Una apuesta a la nada, por nada me dejaron al borde de un
precipicio que tienta más que tres corazones indefensos latiendo.
Una redonda que urge su efecto. Por dentro, un relato salvaje
que choca con sus autos, golpes y puñales en toda esta cascara pero que no se
anima a salir con su furia implacable.
Siempre las culpas están ahí, siempre buscan una nueva,
reinventan otra, resucitan otras milenarias y todas las cargan a la misma cuenta.
Esos ojos claros, ciegos, egoístas, que juzgan
todo, dan tanta bronca.
La cuerda en el árbol es una tentación, solo basta arrastrar
la escalera y subir por el filo de esos escalones que agotan la vida con cada
paso. La soga está húmeda y tan fría como los visitantes de las morgue. Lleva un par de horas alcanzar el rigor mortis, pienso mientras cerco mi cuello.
Atrás habrán quedado los despertadores, las corridas, los
títulos, las comas, los adelantos y la sonrisa fingida. El cigarrillo prestado
que fumo en busca de una bocanada de aire. También habrán de quedar colgadas
todas las culpas, la ausencia interminable hecha jirones y todas las
posibilidades infinitas que nunca mostró el GPS.
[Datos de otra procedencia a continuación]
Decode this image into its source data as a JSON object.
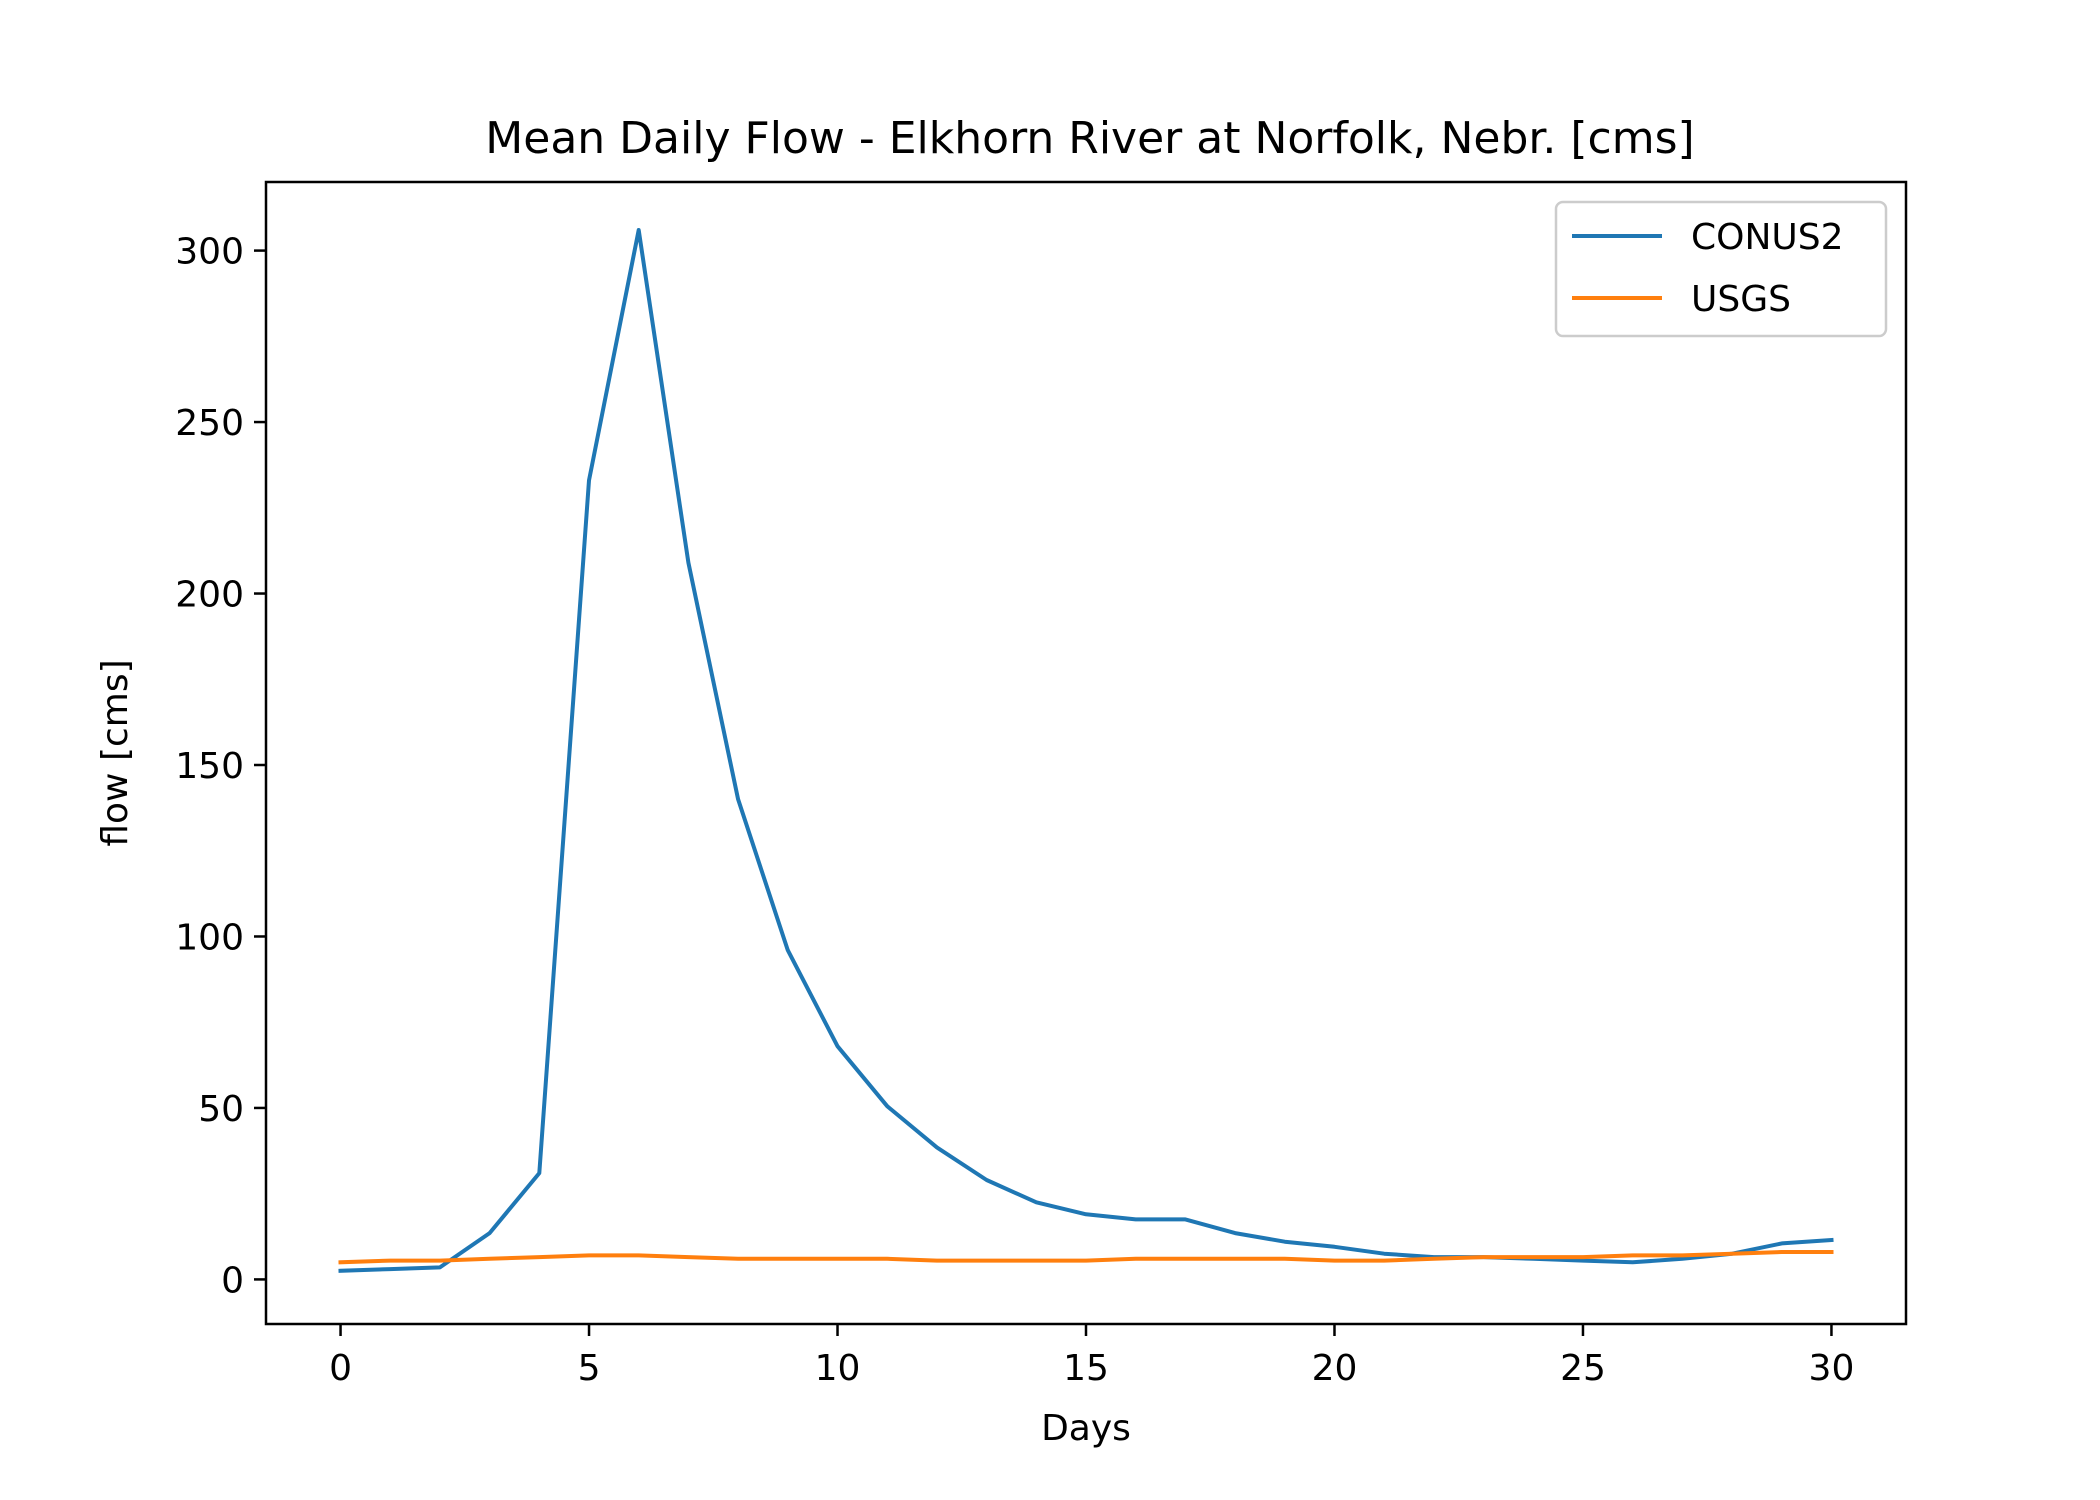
{
  "chart_data": {
    "type": "line",
    "title": "Mean Daily Flow - Elkhorn River at Norfolk, Nebr. [cms]",
    "xlabel": "Days",
    "ylabel": "flow [cms]",
    "xlim": [
      -1.5,
      31.5
    ],
    "ylim": [
      -13,
      320
    ],
    "xticks": [
      0,
      5,
      10,
      15,
      20,
      25,
      30
    ],
    "yticks": [
      0,
      50,
      100,
      150,
      200,
      250,
      300
    ],
    "grid": false,
    "legend_position": "top-right",
    "x": [
      0,
      1,
      2,
      3,
      4,
      5,
      6,
      7,
      8,
      9,
      10,
      11,
      12,
      13,
      14,
      15,
      16,
      17,
      18,
      19,
      20,
      21,
      22,
      23,
      24,
      25,
      26,
      27,
      28,
      29,
      30
    ],
    "series": [
      {
        "name": "CONUS2",
        "color": "#1f77b4",
        "values": [
          2.5,
          3,
          3.5,
          13.5,
          31,
          233,
          306,
          209,
          140,
          96,
          68,
          50.5,
          38.5,
          29,
          22.5,
          19,
          17.5,
          17.5,
          13.5,
          11,
          9.5,
          7.5,
          6.5,
          6.5,
          6,
          5.5,
          5,
          6,
          7.5,
          10.5,
          11.5
        ]
      },
      {
        "name": "USGS",
        "color": "#ff7f0e",
        "values": [
          5,
          5.5,
          5.5,
          6,
          6.5,
          7,
          7,
          6.5,
          6,
          6,
          6,
          6,
          5.5,
          5.5,
          5.5,
          5.5,
          6,
          6,
          6,
          6,
          5.5,
          5.5,
          6,
          6.5,
          6.5,
          6.5,
          7,
          7,
          7.5,
          8,
          8
        ]
      }
    ]
  }
}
Este aire que llega a mis pulmones como un bálsamo
no imagina que está siendo el último.
Los escalones se vencen, el cuerpo cae en seco y la cuerda
se desarma para que este cuerpo que debería estar flotando sin aliento a centímetros del
suelo, ahora esté embarrado, aliviado, fracasado y sin otra alternativa más que encender un cigarrillo acompañado por un silencio y una nada que estremecen.